“Mas o dragão continua a floresta devorar
e quem habita essa mata, prá onde vai se mudar???
corre índio, seringueiro, preguiça, tamanduá
tartaruga: pé ligeiro, corre-corre tribo dos Kamaiura”
Saga da Amazônia – Vital Farias
É passada a hora de uma discussão aprofundada sobre os impactos em escala da construção das hidrelétricas na Amazônia. Até agora são 23 grandes hidrelétricas (na lista dos Planos Decenais de Energia de 2020, 2021 e 2023) que em conjunto trarão uma nova configuração ambiental, social e territorial para a região.
Ignorando as muitas críticas, denúncias e os impactos visíveis desta escalada de obras, o governo se recusa a um debate alicerçado em informações claras e consistentes sobre a dimensão destes impactos. O caso das hidrelétricas da bacia do Tapajós, apresentadas como projetos isolados, ilustra como está ausente do planejamento dos investimentos uma discussão séria sobre os impactos em cadeia gerados pelas UHEs.
Em contraponto, tais investimentos e seus financiamentos continuam sendo defendidos como estratégicos do ponto de vista tanto da ampliação da geração de energia, quanto da sua importância para a dinamização da atividade econômica.
Esta decisão de governo permeada por contradições, lobbies e investigações policiais não é acompanhada de um planejamento de políticas públicas capaz de avaliar, mitigar e compensar os impactos sociais e ambientais que serão gerados pelas obras.
As experiências recentes com as hidrelétricas no rio Madeira, Belo Monte e Teles Pires mostram o quanto o governo falha ao não planejar o enfrentamento às enormes consequências que estes investimentos provocam em seu entorno.
Falha ao não envolver com antecedência e de forma precautória os territórios afetados na identificação e superação dos impactos.
Falha ao não se estruturar institucionalmente para responder às demandas e pressões que advêm destes investimentos que promove e que subsidia por meio do BNDES.
Mas falha, sobretudo, ao impor à Amazônia os impactos de um padrão de crescimento que a região e sua população não são capazes de suportar sem consequências irreparáveis para a preservação da sua rica e complexa diversidade biológica e cultural.
Os impactos advindos da construção de grandes hidrelétricas são muitos e já conhecidos.
Os impactos migratórios gerados pela atração direta de trabalhadores e indireta de pessoas em busca de oportunidades. Se considerarmos o conjunto das hidrelétricas previstas até agora na Amazônia, qual seria a estimativa do aumento populacional esperado? Estes cálculos simplesmente não existem, assim como não existe qualquer estimativa dos impactos sociais e ambientais decorrentes deste fluxo migratório. Não é demais lembrar que estes impactos se sobrepõem a um quadro de alta precariedade do acesso a bens e serviços públicos (saúde, educação, saneamento, moradia, alimentação, entre outros) e de pressões de diversas ordens sobre os recursos naturais.

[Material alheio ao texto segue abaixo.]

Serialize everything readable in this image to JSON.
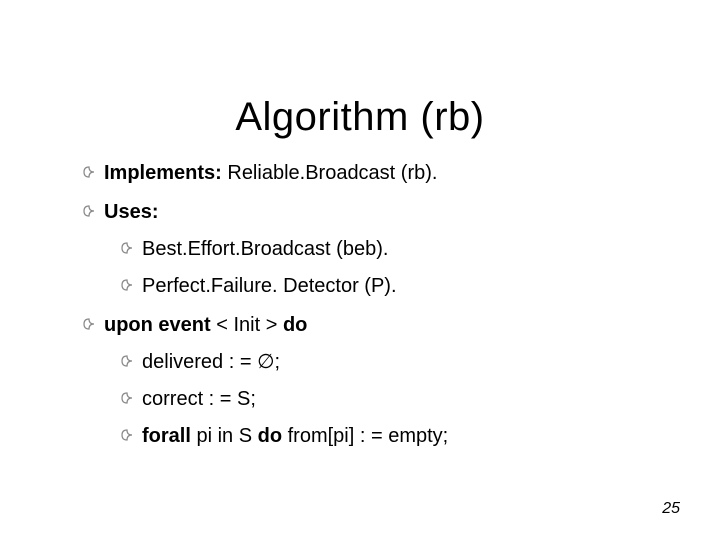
{
  "title": "Algorithm  (rb)",
  "items": {
    "implements_label": "Implements:",
    "implements_value": "  Reliable.Broadcast (rb).",
    "uses_label": "Uses:",
    "uses": {
      "beb": "Best.Effort.Broadcast (beb).",
      "pfd": "Perfect.Failure. Detector (P)."
    },
    "upon_prefix": "upon event ",
    "upon_mid": "< Init > ",
    "upon_do": "do",
    "init": {
      "delivered": "delivered : = ∅;",
      "correct": "correct : = S;",
      "forall_kw": "forall",
      "forall_mid": " pi in S ",
      "forall_do": "do",
      "forall_tail": " from[pi] : = empty;"
    }
  },
  "page_number": "25"
}
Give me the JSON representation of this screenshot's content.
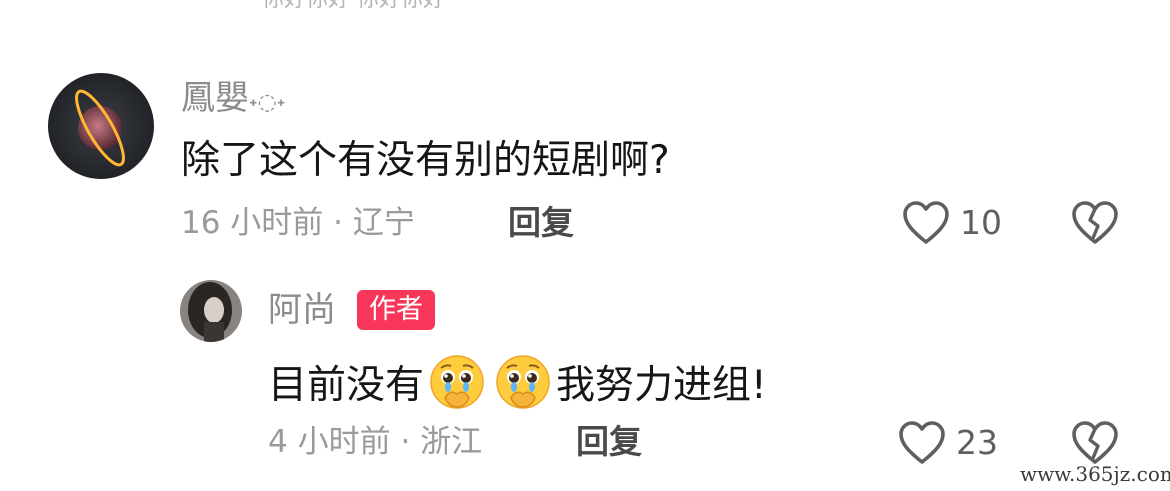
{
  "top_fragment": "你好你好  你好你好",
  "comment": {
    "username": "鳳嬰",
    "username_suffix": "˖◌˖",
    "text": "除了这个有没有别的短剧啊?",
    "time": "16 小时前",
    "location": "辽宁",
    "separator": "·",
    "reply_label": "回复",
    "like_count": "10"
  },
  "reply": {
    "username": "阿尚",
    "badge": "作者",
    "text_before": "目前没有",
    "emoji_name": "pleading-face-hands",
    "text_after": "我努力进组!",
    "time": "4 小时前",
    "location": "浙江",
    "separator": "·",
    "reply_label": "回复",
    "like_count": "23"
  },
  "watermark": "www.365jz.com",
  "colors": {
    "badge": "#f7365a",
    "meta": "#9a9a9a",
    "username": "#8c8c8c",
    "content": "#161616"
  }
}
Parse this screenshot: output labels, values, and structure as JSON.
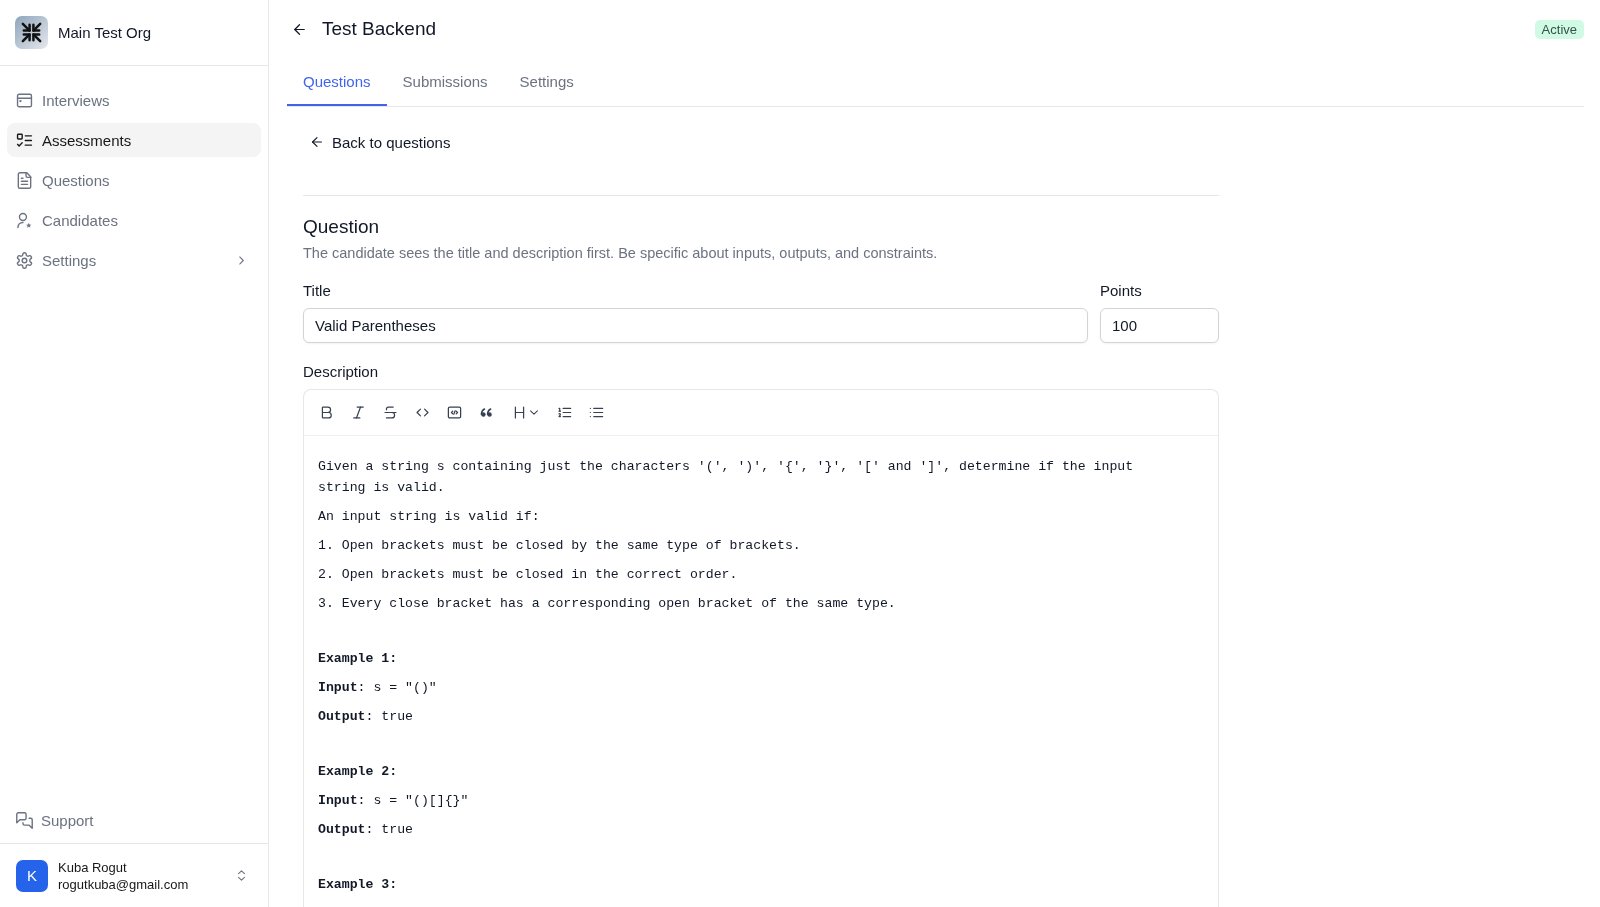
{
  "sidebar": {
    "org_name": "Main Test Org",
    "nav": [
      {
        "label": "Interviews",
        "selected": false,
        "kind": "link"
      },
      {
        "label": "Assessments",
        "selected": true,
        "kind": "link"
      },
      {
        "label": "Questions",
        "selected": false,
        "kind": "link"
      },
      {
        "label": "Candidates",
        "selected": false,
        "kind": "link"
      },
      {
        "label": "Settings",
        "selected": false,
        "kind": "group"
      }
    ],
    "support": "Support",
    "user": {
      "initial": "K",
      "name": "Kuba Rogut",
      "email": "rogutkuba@gmail.com"
    }
  },
  "header": {
    "title": "Test Backend",
    "status": "Active"
  },
  "tabs": [
    {
      "label": "Questions",
      "selected": true
    },
    {
      "label": "Submissions",
      "selected": false
    },
    {
      "label": "Settings",
      "selected": false
    }
  ],
  "back_link": "Back to questions",
  "question": {
    "heading": "Question",
    "hint": "The candidate sees the title and description first. Be specific about inputs, outputs, and constraints.",
    "title_field": {
      "label": "Title",
      "value": "Valid Parentheses"
    },
    "points_field": {
      "label": "Points",
      "value": "100"
    },
    "description": {
      "label": "Description",
      "sections": [
        [
          {
            "kind": "text",
            "text": "Given a string s containing just the characters '(', ')', '{', '}', '[' and ']', determine if the input string is valid."
          },
          {
            "kind": "text",
            "text": "An input string is valid if:"
          },
          {
            "kind": "text",
            "text": "1. Open brackets must be closed by the same type of brackets."
          },
          {
            "kind": "text",
            "text": "2. Open brackets must be closed in the correct order."
          },
          {
            "kind": "text",
            "text": "3. Every close bracket has a corresponding open bracket of the same type."
          }
        ],
        [
          {
            "kind": "heading",
            "text": "Example 1:"
          },
          {
            "kind": "text",
            "text": "**Input**: s = \"()\""
          },
          {
            "kind": "text",
            "text": "**Output**: true"
          }
        ],
        [
          {
            "kind": "heading",
            "text": "Example 2:"
          },
          {
            "kind": "text",
            "text": "**Input**: s = \"()[]{}\""
          },
          {
            "kind": "text",
            "text": "**Output**: true"
          }
        ],
        [
          {
            "kind": "heading",
            "text": "Example 3:"
          }
        ]
      ]
    }
  }
}
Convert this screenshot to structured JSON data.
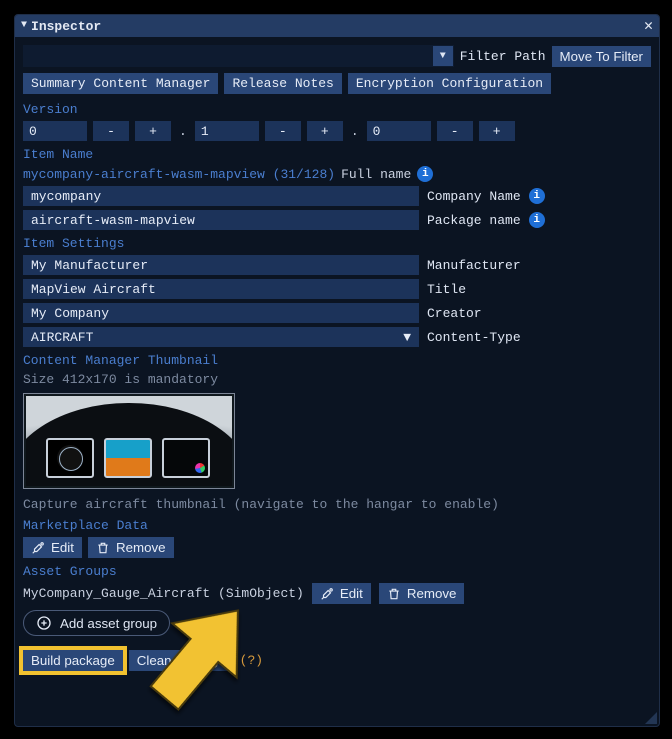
{
  "window": {
    "title": "Inspector"
  },
  "filter": {
    "path_label": "Filter Path",
    "move_btn": "Move To Filter"
  },
  "tabs": {
    "summary": "Summary Content Manager",
    "release": "Release Notes",
    "encryption": "Encryption Configuration"
  },
  "version": {
    "label": "Version",
    "v0": "0",
    "v1": "1",
    "v2": "0",
    "minus": "-",
    "plus": "+",
    "dot": "."
  },
  "item_name": {
    "label": "Item Name",
    "slug": "mycompany-aircraft-wasm-mapview (31/128)",
    "full_name": "Full name",
    "company_value": "mycompany",
    "company_label": "Company Name",
    "package_value": "aircraft-wasm-mapview",
    "package_label": "Package name"
  },
  "item_settings": {
    "label": "Item Settings",
    "manufacturer_value": "My Manufacturer",
    "manufacturer_label": "Manufacturer",
    "title_value": "MapView   Aircraft",
    "title_label": "Title",
    "creator_value": "My Company",
    "creator_label": "Creator",
    "content_type_value": "AIRCRAFT",
    "content_type_label": "Content-Type"
  },
  "thumbnail": {
    "label": "Content Manager Thumbnail",
    "size_hint": "Size 412x170 is mandatory",
    "capture_hint": "Capture aircraft thumbnail (navigate to the hangar to enable)"
  },
  "marketplace": {
    "label": "Marketplace Data",
    "edit": "Edit",
    "remove": "Remove"
  },
  "asset_groups": {
    "label": "Asset Groups",
    "group_name": "MyCompany_Gauge_Aircraft (SimObject)",
    "edit": "Edit",
    "remove": "Remove",
    "add": "Add asset group"
  },
  "footer": {
    "build": "Build package",
    "clean": "Clean package",
    "help": "(?)"
  }
}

Teaser do Documentário “JACI – sete pecados de uma obra amazônica”
Os impactos socioambientais causados pela interferência direta e indireta das obras em Unidades de Conservação, Terras Indígenas, Territórios Quilombolas e, também, pelas populações e comunidades tradicionais que vivem fora destes espaços protegidos.
O desmatamento autorizado pelo Ibama em função das obras, mas também o desmatamento influenciado pela atração populacional e pela dinâmica econômica aquecida em função das obras.
Os Impactos diretos e indiretos em Terras Indígenas, ao lado da incapacidade dos órgãos públicos, neste caso a Funai, de se antecipar ao problema e atuar para um efetivo monitoramento e controle destas pressões.
Impactos ainda pouco conhecidos como os impactos ambientais oriundos de modificações na hidrologia, na carga sedimentar dos rios, da perda de espécies da flora e fauna aquática e das reais emissões de CO2. Exemplo recente do quanto os impactos estão subdimensionados são as cheias do Rio Madeira em escala nunca antes vivenciada pela população local.
Esgotamento do processo de licenciamento
Teoricamente, o processo de licenciamento deveria reunir tanto uma avaliação realista destes impactos, quanto o planejamento e execução a curto, médio e longo prazos, de ações objetivas para sua mitigação. Mas a realidade tem evidenciado a incapacidade dos órgãos envolvidos no processo de licenciamento garantirem o adequado planejamento, monitoramento e cumprimento dos programas e condicionantes acordados com o empreendedor. Entre as muitas lacunas estão evidentes:
- morosidade no cumprimento de acordos entre o empreendedor, os órgãos públicos federais, estaduais e municipais envolvidos no processo de licenciamento;
- estruturas e arranjos institucionais que não garantem o cumprimento de ações definidas no processo de licenciamento;
- casos recorrentes de sub-dimensionamento e fragilidade no monitoramento de impactos por parte do empreendedor;
- falta de transparência na utilização dos recursos previstos para a execução dos programas exigidos no licenciamento, em paralelo à ausência de acompanhamento da dimensão financeira por parte dos órgãos envolvidos.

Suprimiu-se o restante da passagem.